ShortText classification

Primary LanguageC++


ShortText classification is an intractability problem in Machine Learning. Based on Facebook's Fasttext, this project optimizes its performance in ShortText and introduces a mechanism named category dropout. This mechanism works very well in Weibo's ads classification. Details about category dropout can read Blog


git clone https://github.com/AckClinkz/ShortText-Fasttext
cd ShortText-Fasttext


This section assumes that you are somewhat familiar with Fasttext. You can try to learn the basics of Fasttext from officical website.

Category Dropout only supports mode of supervised. Train model with category dropout, just set -cate_dropout.

In pratice, setting minCount can improve model performance. But it will lost infomation in low-frequency word. Settting vocabulary is an efficient method to balance them. If word in vocabulary, don't consider minCount.

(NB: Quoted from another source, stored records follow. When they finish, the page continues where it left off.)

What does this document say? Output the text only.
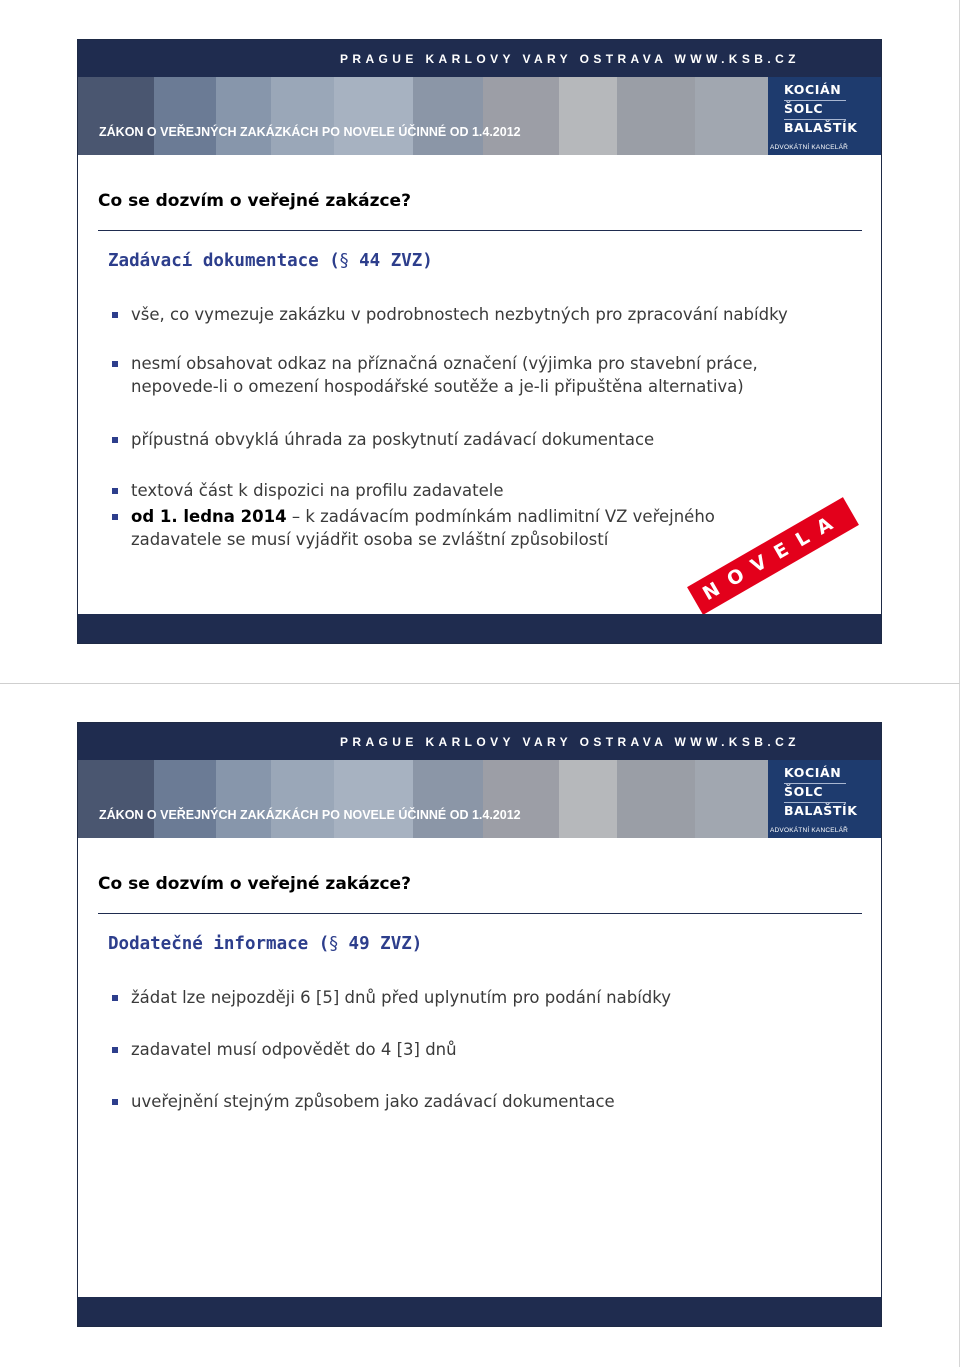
PRAGUE KARLOVY VARY OSTRAVA WWW.KSB.CZ
ZÁKON O VEŘEJNÝCH ZAKÁZKÁCH PO NOVELE ÚČINNÉ OD 1.4.2012
KOCIÁN
ŠOLC
BALAŠTÍK
ADVOKÁTNÍ KANCELÁŘ
Co se dozvím o veřejné zakázce?
Zadávací dokumentace (§ 44 ZVZ)
vše, co vymezuje zakázku v podrobnostech nezbytných pro zpracování nabídky
nesmí obsahovat odkaz na příznačná označení (výjimka pro stavební práce,
nepovede-li o omezení hospodářské soutěže a je-li připuštěna alternativa)
přípustná obvyklá úhrada za poskytnutí zadávací dokumentace
textová část k dispozici na profilu zadavatele
od 1. ledna 2014 – k zadávacím podmínkám nadlimitní VZ veřejného
zadavatele se musí vyjádřit osoba se zvláštní způsobilostí	NOVELA
PRAGUE KARLOVY VARY OSTRAVA WWW.KSB.CZ
ZÁKON O VEŘEJNÝCH ZAKÁZKÁCH PO NOVELE ÚČINNÉ OD 1.4.2012
KOCIÁN
ŠOLC
BALAŠTÍK
ADVOKÁTNÍ KANCELÁŘ
Co se dozvím o veřejné zakázce?
Dodatečné informace (§ 49 ZVZ)
žádat lze nejpozději 6 [5] dnů před uplynutím pro podání nabídky
zadavatel musí odpovědět do 4 [3] dnů
uveřejnění stejným způsobem jako zadávací dokumentace
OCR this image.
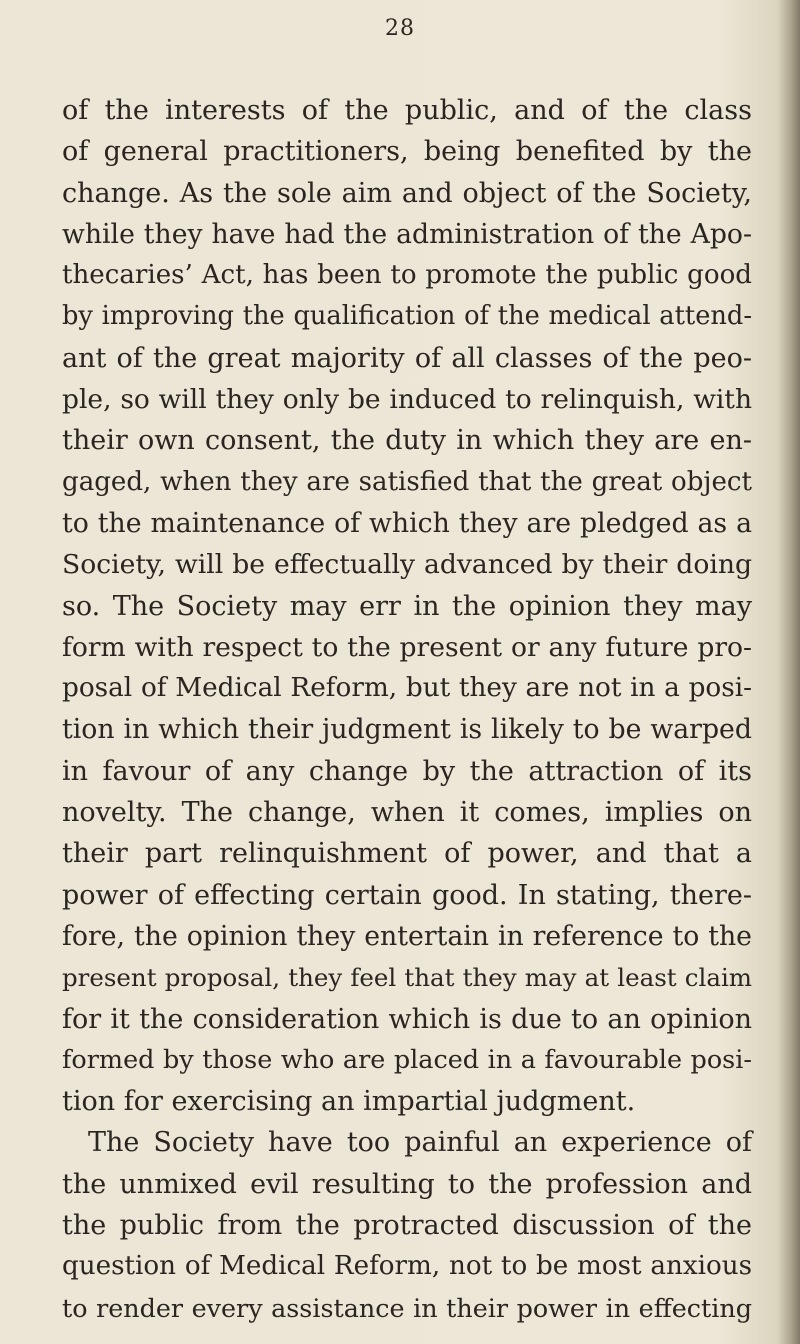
28
of the interests of the public, and of the class
of general practitioners, being benefited by the
change. As the sole aim and object of the Society,
while they have had the administration of the Apo-
thecaries’ Act, has been to promote the public good
by improving the qualification of the medical attend-
ant of the great majority of all classes of the peo-
ple, so will they only be induced to relinquish, with
their own consent, the duty in which they are en-
gaged, when they are satisfied that the great object
to the maintenance of which they are pledged as a
Society, will be effectually advanced by their doing
so. The Society may err in the opinion they may
form with respect to the present or any future pro-
posal of Medical Reform, but they are not in a posi-
tion in which their judgment is likely to be warped
in favour of any change by the attraction of its
novelty. The change, when it comes, implies on
their part relinquishment of power, and that a
power of effecting certain good. In stating, there-
fore, the opinion they entertain in reference to the
present proposal, they feel that they may at least claim
for it the consideration which is due to an opinion
formed by those who are placed in a favourable posi-
tion for exercising an impartial judgment.
The Society have too painful an experience of
the unmixed evil resulting to the profession and
the public from the protracted discussion of the
question of Medical Reform, not to be most anxious
to render every assistance in their power in effecting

Summarize the above points ShortText-Fasttext's usage as follows:

fasttext supervised \
  -input your_input.txt \
  -output your_model \
  -dim 120 \
  -lr 0.3 \
  -wordNgrams 3 \
  -minCount 30 \
  -bucket 10000000 \
  -epoch 100 \
  -thread 4 \
  -cate_dropout \
  -vocab ./your_vocabulary.txt

Updated 2018.11.6

According to 《Item2Vec: Neural Item Embedding for Collaborative Filtering 》, realize item2vec, usage as follow:

fasttext skipgram_item2vec \
  -input ./your_input.txt \
  -output "./your_model" \
  -dim 120 \
  -lr 0.01 \
  -wordNgrams 1 \
  -minCount 2 \
  -bucket 1000000 \
  -epoch 5 \
  -thread 8